Insulin receptor cycling and insulin action in the rat adipocyte.

The possibility that the insulin receptor of adipocytes undergoes cycling was examined by a method involving pronase digestion at 12 degrees C, followed by insulin binding studies to determine receptor location and quantity. In the absence of insulin treatment, the amount of internal receptors (i.e. protected from pronase) was 10% of total receptor content. Following a 30-min insulin treatment (0.1 microM) at 37 degrees C, the internal receptor content increased 2-fold (206 +/- 12% of control, 100%). This effect was rapid, and maximum internalization was approached by 5 min of insulin treatment. Warming pronase-digested cells to 37 degrees C allowed the internal receptors to move to the cell surface.
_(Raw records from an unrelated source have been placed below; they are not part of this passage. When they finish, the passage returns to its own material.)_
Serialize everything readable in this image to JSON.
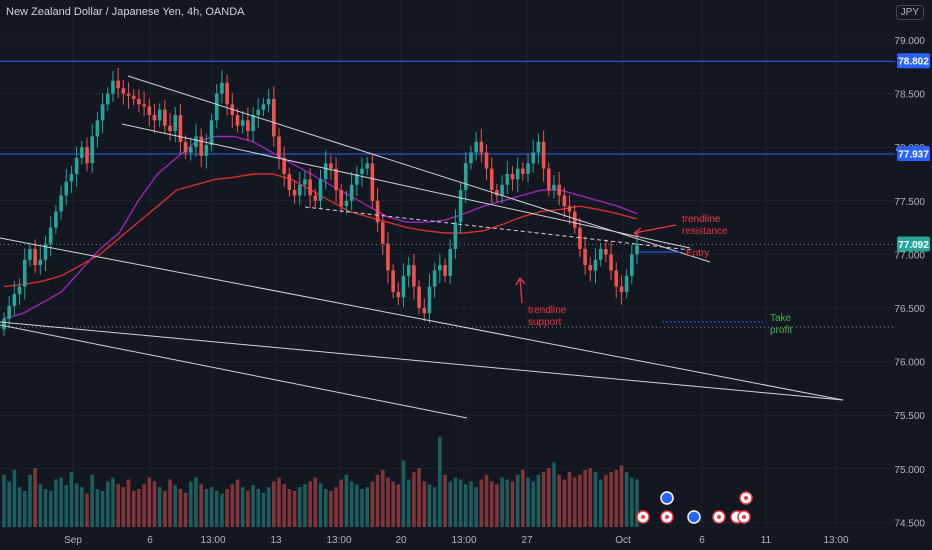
{
  "title": "New Zealand Dollar / Japanese Yen, 4h, OANDA",
  "currency": "JPY",
  "colors": {
    "background": "#131722",
    "up": "#26a69a",
    "down": "#ef5350",
    "level_line": "#2962ff",
    "ma_red": "#d32f2f",
    "ma_purple": "#9c27b0",
    "trendline": "#d1d4dc",
    "annotation_red": "#f23645",
    "annotation_green": "#4caf50",
    "axis_text": "#b2b5be",
    "grid": "#1e222d"
  },
  "chart_data": {
    "type": "candlestick",
    "y_axis": {
      "ylim": [
        74.45,
        79.17
      ],
      "ticks": [
        "79.000",
        "78.500",
        "78.000",
        "77.500",
        "77.000",
        "76.500",
        "76.000",
        "75.500",
        "75.000",
        "74.500"
      ]
    },
    "x_axis": {
      "ticks": [
        "Sep",
        "6",
        "13:00",
        "13",
        "13:00",
        "20",
        "13:00",
        "27",
        "Oct",
        "6",
        "11",
        "13:00"
      ]
    },
    "price_labels": [
      {
        "value": 78.802,
        "text": "78.802",
        "color": "#2962ff"
      },
      {
        "value": 77.937,
        "text": "77.937",
        "color": "#2962ff"
      },
      {
        "value": 77.092,
        "text": "77.092",
        "color": "#26a69a"
      }
    ],
    "horizontal_levels": [
      {
        "value": 78.802,
        "style": "solid",
        "color": "#2962ff"
      },
      {
        "value": 77.937,
        "style": "solid",
        "color": "#2962ff"
      },
      {
        "value": 77.092,
        "style": "dotted",
        "color": "#787b86"
      },
      {
        "value": 76.32,
        "style": "dotted",
        "color": "#787b86"
      }
    ],
    "close_prices": [
      76.4,
      76.52,
      76.63,
      76.7,
      76.95,
      77.05,
      76.9,
      76.95,
      77.1,
      77.25,
      77.4,
      77.55,
      77.68,
      77.75,
      77.9,
      78.0,
      77.85,
      78.1,
      78.25,
      78.4,
      78.5,
      78.62,
      78.55,
      78.5,
      78.48,
      78.45,
      78.4,
      78.38,
      78.3,
      78.25,
      78.35,
      78.2,
      78.15,
      78.3,
      78.05,
      77.95,
      78.0,
      78.1,
      77.92,
      78.02,
      78.25,
      78.5,
      78.6,
      78.4,
      78.3,
      78.2,
      78.25,
      78.15,
      78.3,
      78.35,
      78.4,
      78.45,
      78.1,
      77.9,
      77.75,
      77.6,
      77.55,
      77.65,
      77.7,
      77.55,
      77.5,
      77.7,
      77.85,
      77.8,
      77.6,
      77.45,
      77.5,
      77.65,
      77.75,
      77.8,
      77.85,
      77.5,
      77.3,
      77.1,
      76.85,
      76.65,
      76.6,
      76.8,
      76.9,
      76.7,
      76.5,
      76.45,
      76.7,
      76.85,
      76.9,
      76.8,
      77.05,
      77.3,
      77.6,
      77.85,
      77.95,
      78.05,
      77.95,
      77.8,
      77.6,
      77.55,
      77.65,
      77.75,
      77.7,
      77.8,
      77.75,
      77.85,
      77.95,
      78.05,
      77.8,
      77.6,
      77.65,
      77.55,
      77.45,
      77.4,
      77.25,
      77.05,
      76.9,
      76.85,
      76.95,
      77.05,
      77.0,
      76.85,
      76.7,
      76.65,
      76.8,
      77.0,
      77.1
    ],
    "volumes": [
      55,
      48,
      60,
      42,
      38,
      55,
      62,
      45,
      40,
      38,
      50,
      52,
      44,
      58,
      46,
      42,
      35,
      55,
      40,
      38,
      48,
      52,
      45,
      42,
      50,
      38,
      40,
      45,
      52,
      48,
      42,
      38,
      50,
      44,
      40,
      36,
      48,
      52,
      45,
      40,
      42,
      38,
      35,
      40,
      45,
      50,
      42,
      38,
      44,
      40,
      36,
      42,
      48,
      52,
      45,
      40,
      38,
      42,
      45,
      48,
      52,
      46,
      40,
      38,
      42,
      50,
      55,
      48,
      45,
      40,
      42,
      48,
      55,
      60,
      52,
      48,
      45,
      70,
      50,
      58,
      62,
      48,
      45,
      42,
      95,
      55,
      48,
      52,
      50,
      45,
      48,
      42,
      50,
      55,
      48,
      45,
      52,
      50,
      48,
      55,
      60,
      52,
      48,
      55,
      58,
      62,
      68,
      55,
      50,
      58,
      52,
      55,
      60,
      62,
      58,
      50,
      55,
      58,
      60,
      65,
      58,
      52,
      50
    ],
    "moving_averages": [
      {
        "color": "#d32f2f",
        "values": [
          76.7,
          76.72,
          76.75,
          76.8,
          76.9,
          77.0,
          77.15,
          77.3,
          77.45,
          77.6,
          77.65,
          77.7,
          77.72,
          77.75,
          77.75,
          77.7,
          77.6,
          77.5,
          77.4,
          77.35,
          77.3,
          77.25,
          77.22,
          77.2,
          77.2,
          77.22,
          77.28,
          77.35,
          77.4,
          77.42,
          77.45,
          77.42,
          77.38,
          77.33
        ]
      },
      {
        "color": "#9c27b0",
        "values": [
          76.4,
          76.45,
          76.55,
          76.65,
          76.85,
          77.05,
          77.2,
          77.5,
          77.75,
          77.9,
          78.05,
          78.1,
          78.1,
          78.05,
          77.95,
          77.85,
          77.75,
          77.65,
          77.55,
          77.45,
          77.35,
          77.3,
          77.3,
          77.32,
          77.38,
          77.45,
          77.5,
          77.55,
          77.6,
          77.6,
          77.55,
          77.5,
          77.45,
          77.38
        ]
      }
    ],
    "annotations": [
      {
        "text": "trendline",
        "color": "#f23645"
      },
      {
        "text": "resistance",
        "color": "#f23645"
      },
      {
        "text": "Entry",
        "color": "#f23645"
      },
      {
        "text": "trendline",
        "color": "#f23645"
      },
      {
        "text": "support",
        "color": "#f23645"
      },
      {
        "text": "Take",
        "color": "#4caf50"
      },
      {
        "text": "profit",
        "color": "#4caf50"
      }
    ]
  }
}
This movement was rapid also, and expansion of the internal pool by insulin pretreatment provided a 2.4-fold increase in the reinsertion of cell-surface receptors (238 +/- 28% of nontreated cells, 100%). Insulin-pretreated and nontreated cells had approximately 13 and 6%, respectively, of their original cell-surface receptor content, i.e. their content before pronase digestion. These receptors appeared intact after the cycling process, as judged by affinity labeling and sodium dodecyl sulfate-polyacrylamide gel electrophoresis of the receptor and its binding subunit. The ability of the recycled receptor to respond to insulin was examined by studies of glucose incorporation into lipids and the inhibition of isoproterenol-stimulated lipolysis. Cells pretreated with insulin and allowed to recycle (e.g. 13% of normal receptor content) were 2-3-fold more responsive and 7-fold more sensitive to subsequent insulin stimulation than nontreated cells (e.g. 6% of normal receptor content), indicating that the recycled receptors are biologically active and coupled to cellular effector systems.